I'd like to start our tour of book and library information-management techniques with a glance at the humble back-of-book index. I started the USDA's excellent indexing course back in the day, and while it became clear fairly quickly that I do not have the chops to be a good indexer and so I never finished the course, I surely learned to respect those who do have indexing chops. It's not an easy job.
Go find a book with an index and flip through it. Seriously, go ahead. I'll wait. Just bask in the lovely indentedness and order of it all.
Now answer me a question: Should Google be calling that huge mass of crawled web data it computes upon an index?
Arguably, it shouldn't, though this is absolutely a lost battle; the word "index" is polysemous and always will be. What Google has is more along the lines of a concordance of the web. What's a concordance, you ask? A list of words in a given corpus of text, along with pointers to where those words are used in the corpus. Way back in the day, compiling concordances to important literature (e.g. religious texts) was considered worthy scholarly work. Today, of course, feeding a text into a computer can yield a concordance in seconds—I'm no great shakes as a programmer, but even I could hack up some concordance software if I had to.
Google's index is a bit more than a straight-up concordance: they do stemming and some n-gram analysis and other fancy-pants tricks. But it is still qualitatively different from a back-of-book index. How? I'll adduce three major differences: human intervention, terminological insularity, and intentional grouping.
There is a standard documenting what an index is for and how to create one. I'm not paying over $250 to own it, but I'll happily give you the gist.
An indexer presented with a book reads it at least twice, with concentrated attention. She is looking for concepts that the book treats usefully and/or in some depth, because an index containing every passing mention of everything is usually useless to someone asking "does this book have useful, original information on topic X?"
(I did say "usually." Sometimes a topic is so terribly remote or abstruse that even the slightest mention is useful. That's when a concordance can be superior to an index. Google Books is a godsend to lovers of minutiae.)

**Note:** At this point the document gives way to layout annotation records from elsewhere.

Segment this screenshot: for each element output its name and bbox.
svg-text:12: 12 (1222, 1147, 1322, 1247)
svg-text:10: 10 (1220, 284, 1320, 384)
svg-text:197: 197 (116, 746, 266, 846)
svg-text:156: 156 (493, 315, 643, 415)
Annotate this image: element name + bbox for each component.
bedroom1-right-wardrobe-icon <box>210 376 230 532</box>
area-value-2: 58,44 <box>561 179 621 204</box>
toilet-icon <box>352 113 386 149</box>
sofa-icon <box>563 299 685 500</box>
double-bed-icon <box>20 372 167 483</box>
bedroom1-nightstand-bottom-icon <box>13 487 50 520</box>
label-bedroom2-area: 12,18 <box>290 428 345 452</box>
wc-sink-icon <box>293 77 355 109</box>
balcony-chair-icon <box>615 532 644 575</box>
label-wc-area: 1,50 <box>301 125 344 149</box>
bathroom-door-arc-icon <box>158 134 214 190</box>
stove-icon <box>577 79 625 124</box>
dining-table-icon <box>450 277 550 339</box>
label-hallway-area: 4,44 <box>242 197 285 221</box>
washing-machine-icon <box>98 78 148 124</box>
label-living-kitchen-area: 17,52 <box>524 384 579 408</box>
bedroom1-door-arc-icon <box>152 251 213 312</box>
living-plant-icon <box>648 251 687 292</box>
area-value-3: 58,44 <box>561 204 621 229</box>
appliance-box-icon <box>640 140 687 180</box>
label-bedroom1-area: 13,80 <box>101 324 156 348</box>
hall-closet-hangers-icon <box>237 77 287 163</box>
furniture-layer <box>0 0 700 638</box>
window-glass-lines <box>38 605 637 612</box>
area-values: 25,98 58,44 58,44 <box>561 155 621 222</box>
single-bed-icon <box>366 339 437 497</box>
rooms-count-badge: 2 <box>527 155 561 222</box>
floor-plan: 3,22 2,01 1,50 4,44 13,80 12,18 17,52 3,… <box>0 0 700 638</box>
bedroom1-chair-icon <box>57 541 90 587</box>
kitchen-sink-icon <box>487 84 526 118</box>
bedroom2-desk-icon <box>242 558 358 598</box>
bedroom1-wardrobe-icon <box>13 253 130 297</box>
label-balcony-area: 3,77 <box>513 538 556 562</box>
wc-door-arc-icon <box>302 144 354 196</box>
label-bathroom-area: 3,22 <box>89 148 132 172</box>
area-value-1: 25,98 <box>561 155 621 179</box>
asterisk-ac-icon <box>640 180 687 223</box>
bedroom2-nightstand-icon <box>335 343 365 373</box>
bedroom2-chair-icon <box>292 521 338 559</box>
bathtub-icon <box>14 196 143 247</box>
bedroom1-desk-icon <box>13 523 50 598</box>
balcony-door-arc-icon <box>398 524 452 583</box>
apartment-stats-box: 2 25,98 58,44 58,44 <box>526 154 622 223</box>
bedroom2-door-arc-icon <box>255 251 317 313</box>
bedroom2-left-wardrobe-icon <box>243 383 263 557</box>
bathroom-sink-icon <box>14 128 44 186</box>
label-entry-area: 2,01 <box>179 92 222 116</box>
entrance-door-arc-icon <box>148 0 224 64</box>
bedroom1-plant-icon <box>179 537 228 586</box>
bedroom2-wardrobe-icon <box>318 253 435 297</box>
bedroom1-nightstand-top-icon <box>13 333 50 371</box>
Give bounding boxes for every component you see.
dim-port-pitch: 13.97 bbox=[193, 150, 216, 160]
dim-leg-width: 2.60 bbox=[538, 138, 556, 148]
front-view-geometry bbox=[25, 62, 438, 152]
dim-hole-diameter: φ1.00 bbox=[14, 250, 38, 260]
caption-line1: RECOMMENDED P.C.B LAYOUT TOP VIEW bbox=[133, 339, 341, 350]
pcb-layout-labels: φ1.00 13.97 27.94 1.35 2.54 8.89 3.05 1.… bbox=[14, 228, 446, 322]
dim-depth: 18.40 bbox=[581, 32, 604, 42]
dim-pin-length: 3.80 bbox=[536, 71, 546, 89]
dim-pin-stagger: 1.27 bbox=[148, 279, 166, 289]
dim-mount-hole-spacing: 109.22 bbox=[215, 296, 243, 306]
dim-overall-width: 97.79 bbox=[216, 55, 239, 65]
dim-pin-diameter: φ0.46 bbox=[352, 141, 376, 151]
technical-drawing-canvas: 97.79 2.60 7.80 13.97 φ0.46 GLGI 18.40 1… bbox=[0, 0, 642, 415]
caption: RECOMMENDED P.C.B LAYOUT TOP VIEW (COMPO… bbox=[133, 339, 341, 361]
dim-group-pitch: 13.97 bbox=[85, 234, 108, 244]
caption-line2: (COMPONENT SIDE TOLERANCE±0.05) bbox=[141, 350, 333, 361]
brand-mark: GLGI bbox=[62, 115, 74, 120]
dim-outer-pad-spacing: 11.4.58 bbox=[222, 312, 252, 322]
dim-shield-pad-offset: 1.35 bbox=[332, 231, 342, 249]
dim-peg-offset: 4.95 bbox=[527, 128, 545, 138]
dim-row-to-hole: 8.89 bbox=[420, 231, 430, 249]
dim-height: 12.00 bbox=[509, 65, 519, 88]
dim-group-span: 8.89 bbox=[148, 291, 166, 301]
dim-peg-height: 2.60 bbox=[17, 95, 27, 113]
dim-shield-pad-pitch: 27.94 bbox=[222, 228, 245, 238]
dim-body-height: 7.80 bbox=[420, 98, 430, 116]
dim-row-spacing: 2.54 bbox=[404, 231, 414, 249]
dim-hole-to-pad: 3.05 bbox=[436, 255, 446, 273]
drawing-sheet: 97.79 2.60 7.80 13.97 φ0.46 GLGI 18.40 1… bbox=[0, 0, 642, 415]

Please note that I said concepts, not "words" or even "phrases." A recurring problem in information management is that human language is truly annoying about using different words for the same thing, in various sorts of ways that this post is already too long to discuss in depth. Suffice to say that part of the indexer's job is to tease out concepts in the text that aren't necessarily labeled consistently or even labeled at all. A text on web design may never actually use the word "usability," for example, but that doesn't mean it has nothing to say about the subject! A good indexer will work that out.
So how does an indexer label the concepts she finds? Well, ideally, the text has done that for her; that's why an index is more insular than Google, which makes considerable use of other people's labels for web pages insofar as those are discoverable through links. (That's what Googlebombing is all about, of course.) The indexer is not slavishly bound to the text's language, however. She is allowed to take into account the text's readers, and (what she believes to be) their language use.
An indexer will not lightly discard the text's usage. What she will do is use "See" entries to connect likely reader usage to the text's usage. If the aforementioned web-design text casually throws in "HCI" without ever expanding it (shame on the editor! but it does happen), a smart indexer will throw in an entry "Human-computer interaction. See HCI." Remember this trick. We will see it in other forms later.
A See entry is not the same as a See also entry. See entries are intended for more-or-less synonymous terms. Rather than wastefully repeat the entire litany of page numbers for every synonym of a given term, pick the likeliest term (probably the text's most-often-used term, but again, the indexer has some discretion) and point the other synonyms to it. See also entries are for related terms, other information that in the indexer's judgment a reader might be interested in.
See also entries are another example of the grouping function of an index, alongside the entire idea of bringing mentions of the same concept that have been scattered throughout the text together in a single entry. Google does not do this save by haphazard accident. A few other search engines try (have a look at Clusty), but the results typically don't make entire sense—and why should they? they're using algorithms to do a human's job!
Purely mechanical questions such as page count enter into index compilation as well; publishers reserve a certain number of pages for the index (or in the hurly-burly of typesetting, a certain number of pages become available), and the index must be chopped to fit. You can imagine, I'm sure, that it's much harder to do a short index than a longer one!
Indexing electronic books introduces user-interface and workflow questions. The print book has the immensely convenient "page" construct to use as a pointer. The electronic book may have pages—or it may scroll, or the page boundaries may change according to font size, or… you see the UI problem, I trust. It's not insoluble, but it's annoying. The workflow problem is simple: how (and when in the production process) does the poor indexer mark the places a given entry should point to?
When I was doing ebooks back in the day, these problems hadn't been solved yet. I worry sometimes that if they remain unsolved, the noble art of book indexing will wither and die—and the search engine, as I hope you now understand, is not an entire replacement.
Go back and flip through that book index again. Appreciate it a little more? Excellent.